Behavior-Level Jailbreak Resistance via Multi-Stage Refusal + Utility Preservation

Daren Zheng; Chenyu Li

doi:10.69987/JACS.2024.40107

Authors

Daren Zheng Information Technology, Carnegie Mellon University, PA, USA Author
Chenyu Li Applied Analytics, Columbia University, NY, USA Author

DOI:

https://doi.org/10.69987/JACS.2024.40107

Keywords:

jailbreaks, runtime guardrails, refusal strategies, prompt injection, safety evaluation, behavior taxonomy, explainability, utility preservation

Abstract

Runtime safety guardrails for large language models are routinely evaluated at the prompt level, yet deployment failures often manifest as behavior-level bypasses: adversaries reshape prompts (e.g., via persona prompts, prompt-injection wrappers, or character-level obfuscation) to elicit a prohibited behavior while preserving surface plausibility. This paper presents BehaviorGuard, a behavior-level threat-modeling guardrail that binds each input to a tuple (goal, behavior, category) and then enforces a multi-stage refusal policy that preserves utility through safe alternatives and explicit reason codes. We conduct full experimental evaluations on two public datasets: JailbreakBench/JBB-Behaviors (100 paired harmful and benign behaviors; 200 prompts) and Do-Not-Answer (939 harmful instructions with a 12-type harm taxonomy) [9]. BehaviorGuard implements (i) normalization to remove instruction-steering wrappers and recover the goal text, (ii) behavior-pair matching that distinguishes minimally different harmful vs benign intents, and (iii) a de-obfuscation path for spaced-character attacks.

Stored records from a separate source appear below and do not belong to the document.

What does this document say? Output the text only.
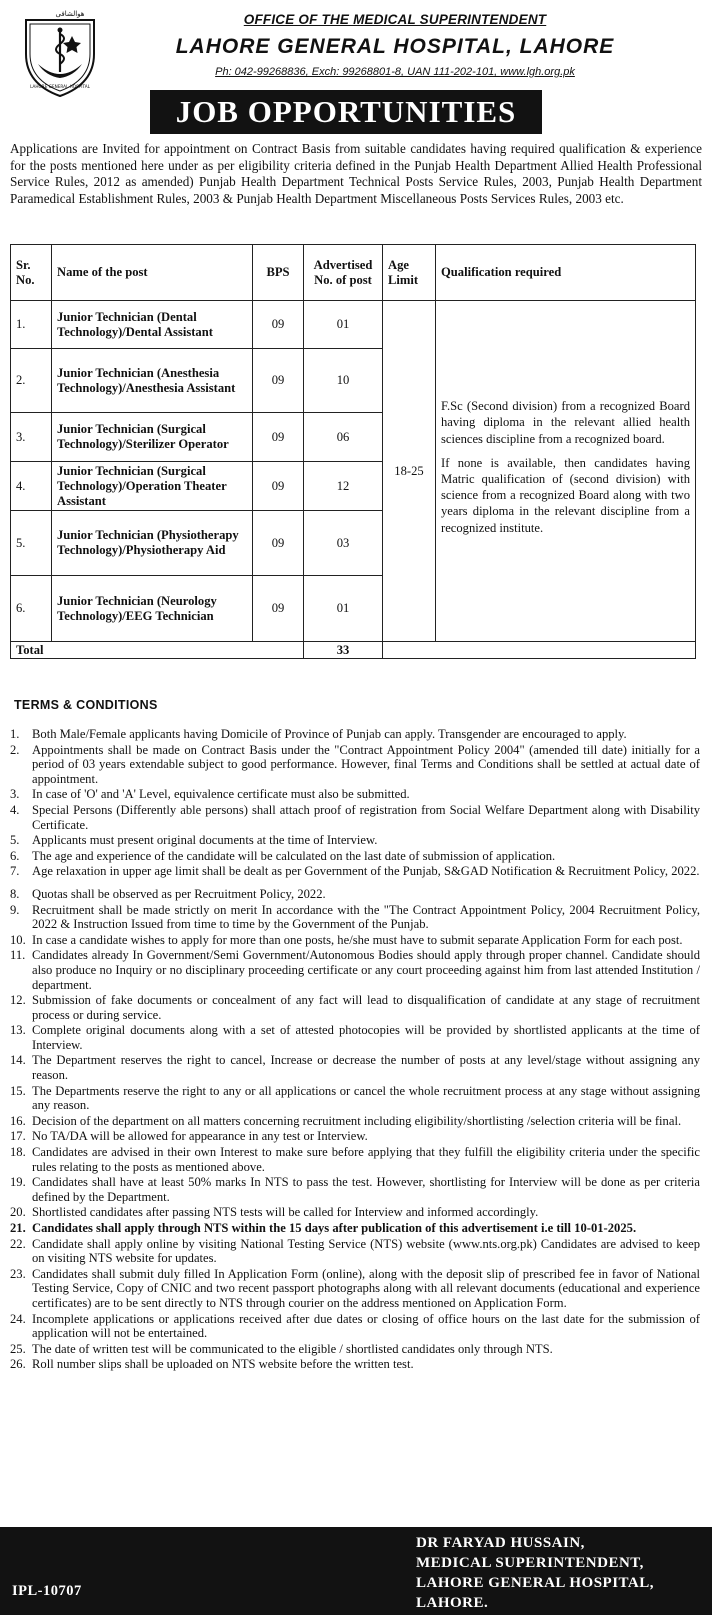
ھوالشافی
LAHORE GENERAL HOSPITAL
OFFICE OF THE MEDICAL SUPERINTENDENT
LAHORE GENERAL HOSPITAL, LAHORE
Ph: 042-99268836, Exch: 99268801-8, UAN 111-202-101, www.lgh.org.pk
JOB OPPORTUNITIES
Applications are Invited for appointment on Contract Basis from suitable candidates having required qualification & experience for the posts mentioned here under as per eligibility criteria defined in the Punjab Health Department Allied Health Professional Service Rules, 2012 as amended) Punjab Health Department Technical Posts Service Rules, 2003, Punjab Health Department Paramedical Establishment Rules, 2003 & Punjab Health Department Miscellaneous Posts Services Rules, 2003 etc.
Sr. No.	Name of the post	BPS	Advertised No. of post	Age Limit	Qualification required
1.	Junior Technician (Dental Technology)/Dental Assistant	09	01	18-25	F.Sc (Second division) from a recognized Board having diploma in the relevant allied health sciences discipline from a recognized board.

If none is available, then candidates having Matric qualification of (second division) with science from a recognized Board along with two years diploma in the relevant discipline from a recognized institute.

2.	Junior Technician (Anesthesia Technology)/Anesthesia Assistant	09	10		
3.	Junior Technician (Surgical Technology)/Sterilizer Operator	09	06		
4.	Junior Technician (Surgical Technology)/Operation Theater Assistant	09	12		
5.	Junior Technician (Physiotherapy Technology)/Physiotherapy Aid	09	03		
6.	Junior Technician (Neurology Technology)/EEG Technician	09	01		
Total			33		
TERMS & CONDITIONS
1. Both Male/Female applicants having Domicile of Province of Punjab can apply. Transgender are encouraged to apply.
2. Appointments shall be made on Contract Basis under the "Contract Appointment Policy 2004" (amended till date) initially for a period of 03 years extendable subject to good performance. However, final Terms and Conditions shall be settled at actual date of appointment.
3. In case of 'O' and 'A' Level, equivalence certificate must also be submitted.
4. Special Persons (Differently able persons) shall attach proof of registration from Social Welfare Department along with Disability Certificate.
5. Applicants must present original documents at the time of Interview.
6. The age and experience of the candidate will be calculated on the last date of submission of application.
7. Age relaxation in upper age limit shall be dealt as per Government of the Punjab, S&GAD Notification & Recruitment Policy, 2022.
8. Quotas shall be observed as per Recruitment Policy, 2022.
9. Recruitment shall be made strictly on merit In accordance with the "The Contract Appointment Policy, 2004 Recruitment Policy, 2022 & Instruction Issued from time to time by the Government of the Punjab.
10. In case a candidate wishes to apply for more than one posts, he/she must have to submit separate Application Form for each post.
11. Candidates already In Government/Semi Government/Autonomous Bodies should apply through proper channel. Candidate should also produce no Inquiry or no disciplinary proceeding certificate or any court proceeding against him from last attended Institution / department.
12. Submission of fake documents or concealment of any fact will lead to disqualification of candidate at any stage of recruitment process or during service.
13. Complete original documents along with a set of attested photocopies will be provided by shortlisted applicants at the time of Interview.
14. The Department reserves the right to cancel, Increase or decrease the number of posts at any level/stage without assigning any reason.
15. The Departments reserve the right to any or all applications or cancel the whole recruitment process at any stage without assigning any reason.
16. Decision of the department on all matters concerning recruitment including eligibility/shortlisting /selection criteria will be final.
17. No TA/DA will be allowed for appearance in any test or Interview.
18. Candidates are advised in their own Interest to make sure before applying that they fulfill the eligibility criteria under the specific rules relating to the posts as mentioned above.
19. Candidates shall have at least 50% marks In NTS to pass the test. However, shortlisting for Interview will be done as per criteria defined by the Department.
20. Shortlisted candidates after passing NTS tests will be called for Interview and informed accordingly.
21. Candidates shall apply through NTS within the 15 days after publication of this advertisement i.e till 10-01-2025.
22. Candidate shall apply online by visiting National Testing Service (NTS) website (www.nts.org.pk) Candidates are advised to keep on visiting NTS website for updates.
23. Candidates shall submit duly filled In Application Form (online), along with the deposit slip of prescribed fee in favor of National Testing Service, Copy of CNIC and two recent passport photographs along with all relevant documents (educational and experience certificates) are to be sent directly to NTS through courier on the address mentioned on Application Form.
24. Incomplete applications or applications received after due dates or closing of office hours on the last date for the submission of application will not be entertained.
25. The date of written test will be communicated to the eligible / shortlisted candidates only through NTS.
26. Roll number slips shall be uploaded on NTS website before the written test.
IPL-10707
DR FARYAD HUSSAIN,
MEDICAL SUPERINTENDENT,
LAHORE GENERAL HOSPITAL,
LAHORE.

Across the combined benchmark (1,139 clean prompts), BehaviorGuard reduces jailbreak success (harmful prompts allowed) from 9.4% under a static denylist-retrieval baseline to 0.0% while preserving 99% benign pass rate on JBB-Behaviors. Under an obfuscation attack set (2,278 prompts), the baseline blocks all benign requests (0% benign pass rate), whereas BehaviorGuard maintains 100% benign pass rate and 0.0% jailbreak success. We additionally quantify refusal explainability (reason-code accuracy and stability), and show that multi-stage refusals increase safe-alternative coverage from 0% to 100% without leaking actionable harmful details.